Wendy Horine, hunter education coordinator with the Nebraska Game and Parks Commission, has the following tips for making a turkey hunt safe and successful.
— Always practice muzzle control. Know where the muzzle of your gun is pointed and never aim at anything you don’t intend to shoot. Treat every firearm as if it’s loaded, keep your finger off of the trigger until ready to fire, and always be certain of your target and what’s beyond it before firing.
— Try to blend in with your surroundings by wearing camouflage. A little camo is better than none at all. Avoid wearing or carrying anything red, blue or white; those are the colors of a turkey’s head. Anyone not hunting from a blind should try to camouflage as much as possible, including guns, bows and arrow shafts.
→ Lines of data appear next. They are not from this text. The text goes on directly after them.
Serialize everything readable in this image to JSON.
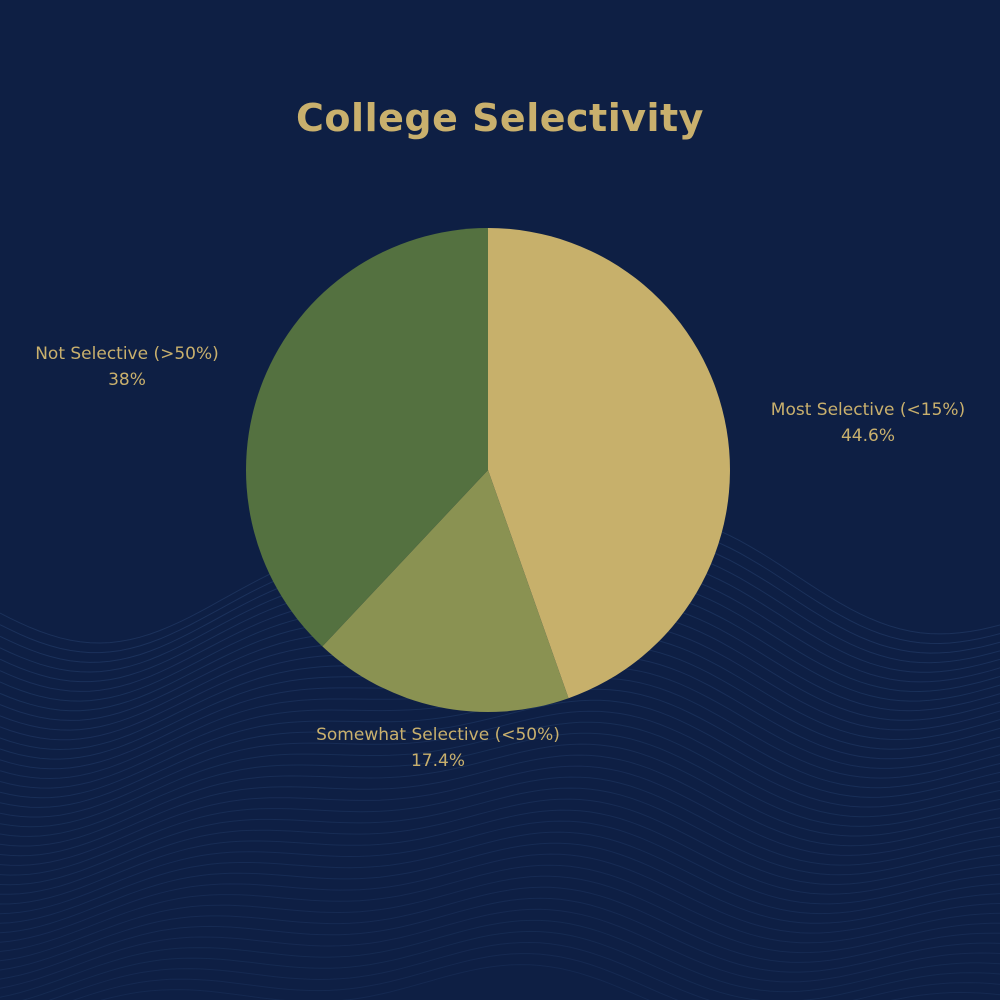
{
  "colors": {
    "background": "#0e1f44",
    "text": "#c9b06d",
    "wave_line": "#26406e"
  },
  "chart_data": {
    "type": "pie",
    "title": "College Selectivity",
    "slices": [
      {
        "name": "Most Selective (<15%)",
        "value": 44.6,
        "label": "44.6%",
        "color": "#c7b06b"
      },
      {
        "name": "Somewhat Selective (<50%)",
        "value": 17.4,
        "label": "17.4%",
        "color": "#8a9252"
      },
      {
        "name": "Not Selective (>50%)",
        "value": 38,
        "label": "38%",
        "color": "#547140"
      }
    ],
    "start_angle": "12 o'clock",
    "direction": "clockwise",
    "legend": "none",
    "labels": "outside slices"
  }
}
— Be cautious with decoys and calls. Although designed to lure in the birds, decoys and calls can also attract other hunters. Watch for approaching hunters and call out when necessary. If another hunter approaches, don’t wave because a waving hand could look like a moving bird.
— Have good cover from behind if you’re not in a blind. Lean against a tree at least shoulder width. If you choose to lean against a stump or rock, it should be shoulder width and higher than your head. A few pieces of florescent flagging tied to the tree or to your blind will help to alert other hunters to your presence.
— Stalking turkeys isn’t recommended. A hunter creeping through the woods and using a call could be mistaken by another hunter for a bird. If you move to another location, walk upright and, if possible, make yourself visible with a bit of hunter orange, such as a hat. You can always take off the orange hat once you get to your new spot.
Beginning April 9 for youth ages 15 and under and April 16 for individuals ages 16 and up, hunters can harvest turkeys with either shotguns or archery equipment through the May 31 close of the season.
Gov. Pete Ricketts has signed a proclamation declaring that Nebraska is the Best Turkey Hunting Destination in the United States. Not only are turkeys abundant, with populations in every county, but the permits are affordable and unlimited in quantity.
Permits are $23 for residents and $95 for nonresidents. Youth permits for residents and nonresidents are just $5.
Permits may be bought at Nebraska Game and Parks permitting offices, at OutdoorNebraska.org or by mail. Turkey permits also may be purchased and displayed via mobile app.